Note: we're talking µsecs here, not usually something to worry about. And it's unlikely that other benchmarks see similarly "high" speedups as the one for fractions (due to the relatively high likelihood of the GCD being 1 there).

I'm ok with closing this ticket as "won't fix".
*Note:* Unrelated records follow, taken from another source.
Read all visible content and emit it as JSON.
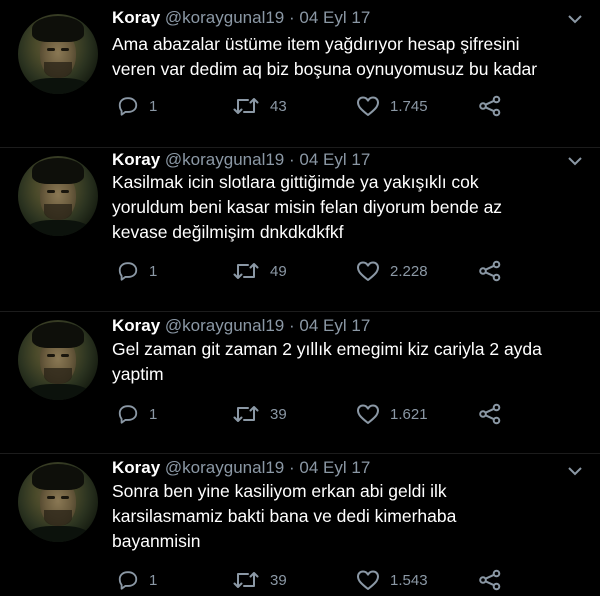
{
  "tweets": [
    {
      "name": "Koray",
      "handle": "@koraygunal19",
      "separator": "·",
      "date": "04 Eyl 17",
      "text": "Ama abazalar üstüme item yağdırıyor hesap şifresini\nveren var dedim aq biz boşuna oynuyomusuz bu kadar",
      "replies": "1",
      "retweets": "43",
      "likes": "1.745"
    },
    {
      "name": "Koray",
      "handle": "@koraygunal19",
      "separator": "·",
      "date": "04 Eyl 17",
      "text": "Kasilmak icin slotlara gittiğimde ya yakışıklı cok\nyoruldum beni kasar misin  felan diyorum bende az\nkevase değilmişim dnkdkdkfkf",
      "replies": "1",
      "retweets": "49",
      "likes": "2.228"
    },
    {
      "name": "Koray",
      "handle": "@koraygunal19",
      "separator": "·",
      "date": "04 Eyl 17",
      "text": "Gel zaman git zaman 2 yıllık emegimi kiz cariyla 2 ayda\nyaptim",
      "replies": "1",
      "retweets": "39",
      "likes": "1.621"
    },
    {
      "name": "Koray",
      "handle": "@koraygunal19",
      "separator": "·",
      "date": "04 Eyl 17",
      "text": "Sonra ben yine kasiliyom erkan abi geldi ilk\nkarsilasmamiz bakti bana ve dedi kimerhaba\nbayanmisin",
      "replies": "1",
      "retweets": "39",
      "likes": "1.543"
    }
  ],
  "icons": {
    "reply": "reply-icon",
    "retweet": "retweet-icon",
    "like": "heart-icon",
    "share": "share-icon",
    "menu": "chevron-down-icon"
  },
  "colors": {
    "background": "#000000",
    "text": "#ffffff",
    "secondary": "#8b98a5"
  }
}
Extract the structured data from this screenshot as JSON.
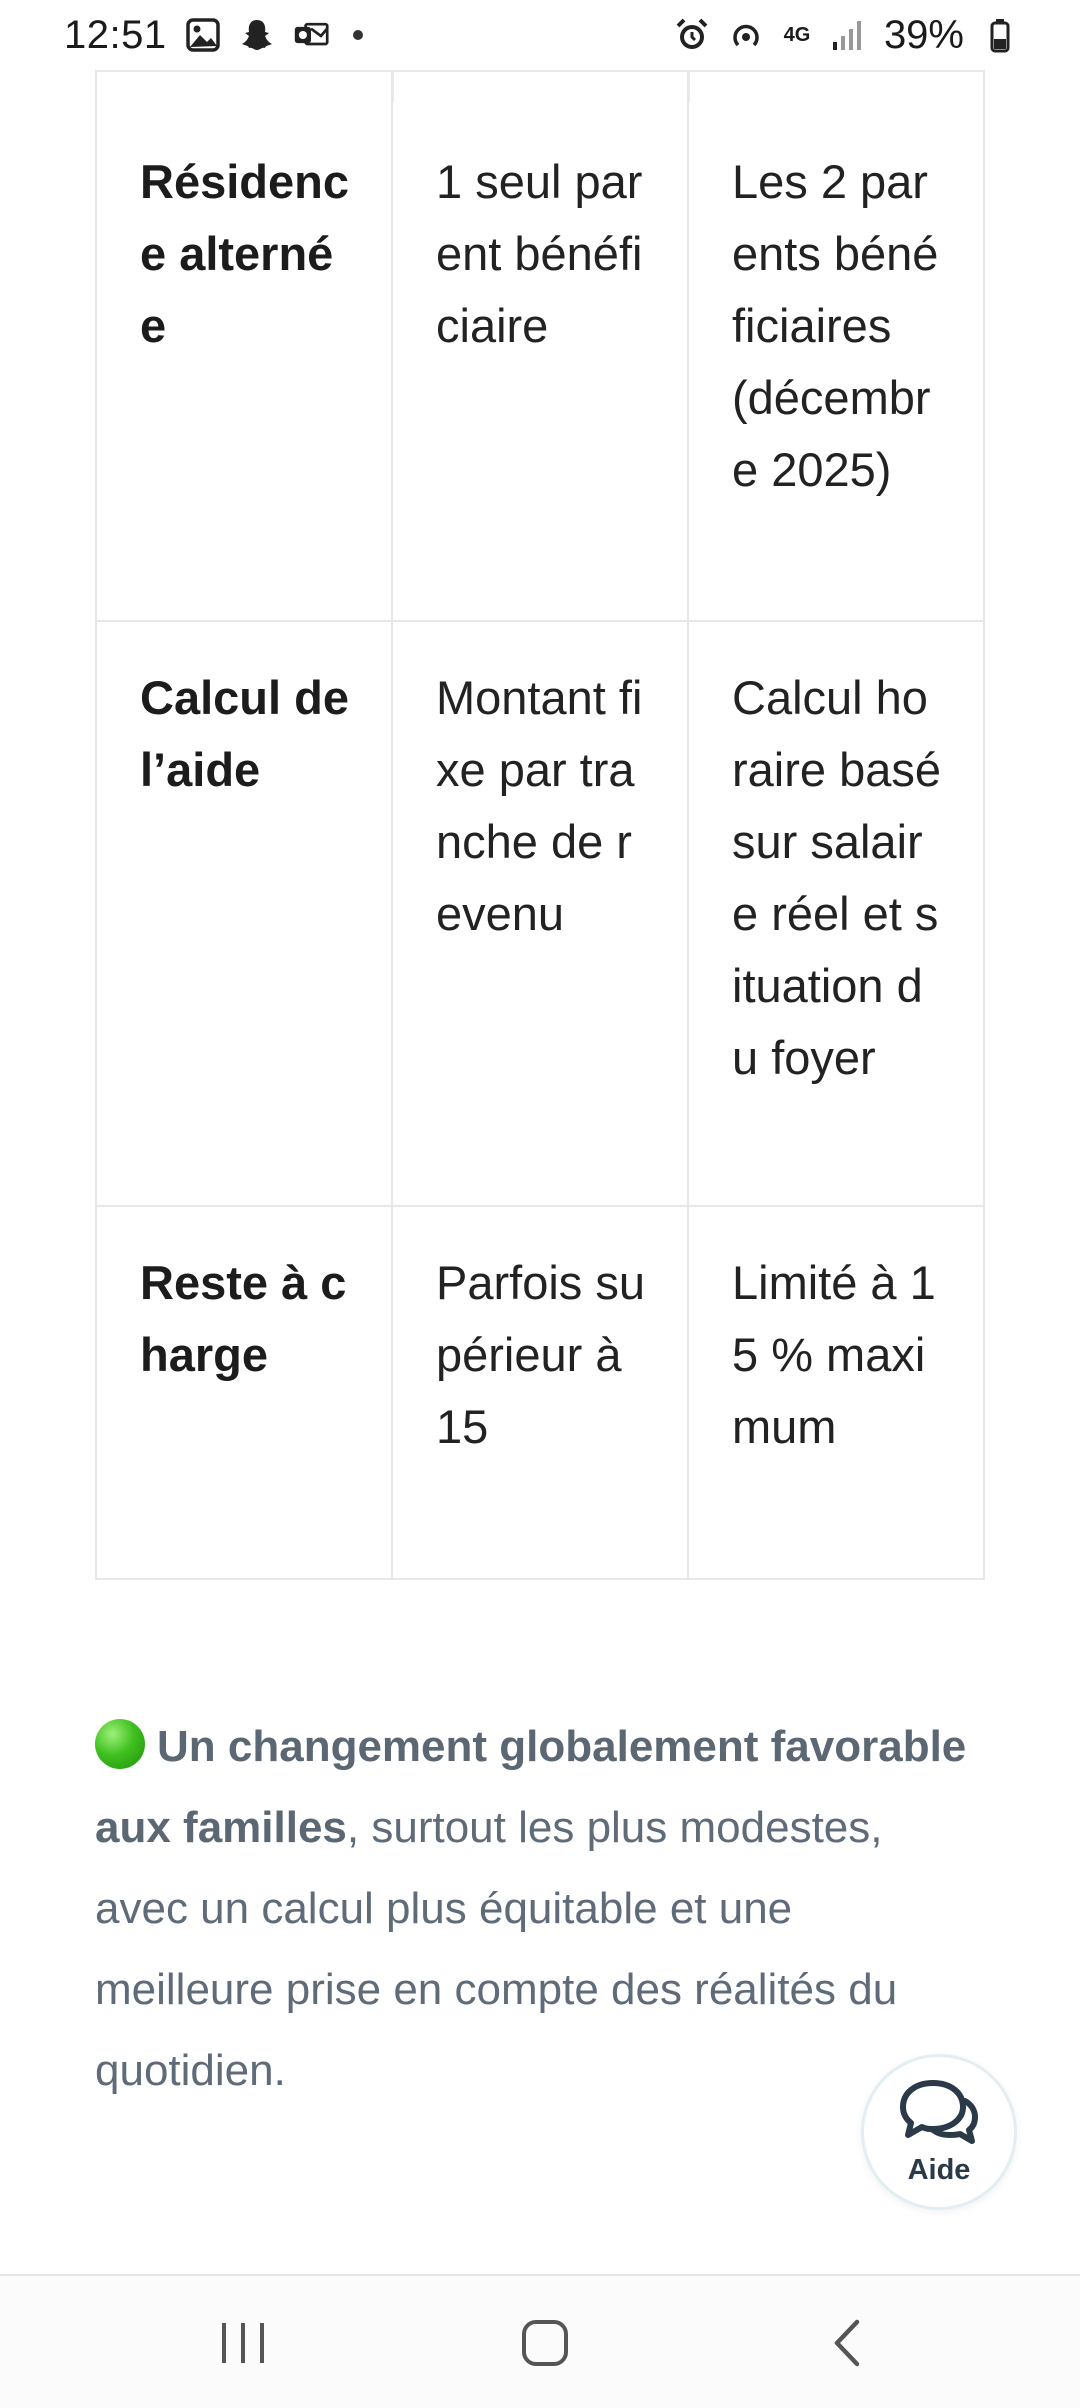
{
  "status_bar": {
    "time": "12:51",
    "left_icons": [
      "gallery-icon",
      "snapchat-icon",
      "outlook-icon",
      "more-dot-icon"
    ],
    "network": "4G",
    "battery": "39%"
  },
  "table": {
    "rows": [
      {
        "label": "Résidence alternée",
        "col1": "1 seul parent bénéficiaire",
        "col2": "Les 2 parents bénéficiaires (décembre 2025)"
      },
      {
        "label": "Calcul de l’aide",
        "col1": "Montant fixe par tranche de revenu",
        "col2": "Calcul horaire basé sur salaire réel et situation du foyer"
      },
      {
        "label": "Reste à charge",
        "col1": "Parfois supérieur à 15",
        "col2": "Limité à 15 % maximum"
      }
    ]
  },
  "summary": {
    "bold": "Un changement globalement favorable aux familles",
    "rest": ", surtout les plus modestes, avec un calcul plus équitable et une meilleure prise en compte des réalités du quotidien."
  },
  "help": {
    "label": "Aide"
  },
  "colors": {
    "text_muted": "#5f6b78",
    "border": "#e8e8e8",
    "green": "#3fc01f"
  }
}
One more comment: I also benchmarked the change in long_true_div() now and found that it's only a minor improvement for large numbers and a *pessimisation* for small numbers:

Before:

$ ./python -m timeit -s 'x = 5' 'x / -1'
10000000 loops, best of 3: 0.0313 usec per loop
$ ./python -m timeit -s 'x = 5' 'x / 1'
10000000 loops, best of 3: 0.0307 usec per loop

$ ./python -m timeit -s 'x = 2**200 + 3**234 + 5**89 + 7**123' 'x / 1'
10000000 loops, best of 3: 0.101 usec per loop
$ ./python -m timeit -s 'x = 2**200 + 3**234 + 5**89 + 7**123' 'x / -1'
10000000 loops, best of 3: 0.104 usec per loop

Patched:

$ ./python -m timeit -s 'x = 5' 'x / 1'                                  
10000000 loops, best of 3: 0.0569 usec per loop
$ ./python -m timeit -s 'x = 5' 'x / -1'
10000000 loops, best of 3: 0.0576 usec per loop

$ ./python -m timeit -s 'x = 2**200 + 3**234 + 5**89 + 7**123' 'x / -1'
10000000 loops, best of 3: 0.056 usec per loop
$ ./python -m timeit -s 'x = 2**200 + 3**234 + 5**89 + 7**123' 'x / 1' 
10000000 loops, best of 3: 0.056 usec per loop

$ ./python -m timeit -s 'x = 2**200 + 3**234 + 5**89 + 7**123' 'x / -2'
10000000 loops, best of 3: 0.106 usec per loop

So, just for completeness, here's the patch without that part, with changes only in l_divmod() and long_mul(), with the timeit results as given in my previous comment.

From reading the discussion thread, it looks like the consensus is to not apply this set of patches because the speed-up is unfortunately small. Closing as won't-fix; please re-open if someone wishes to pursue this again.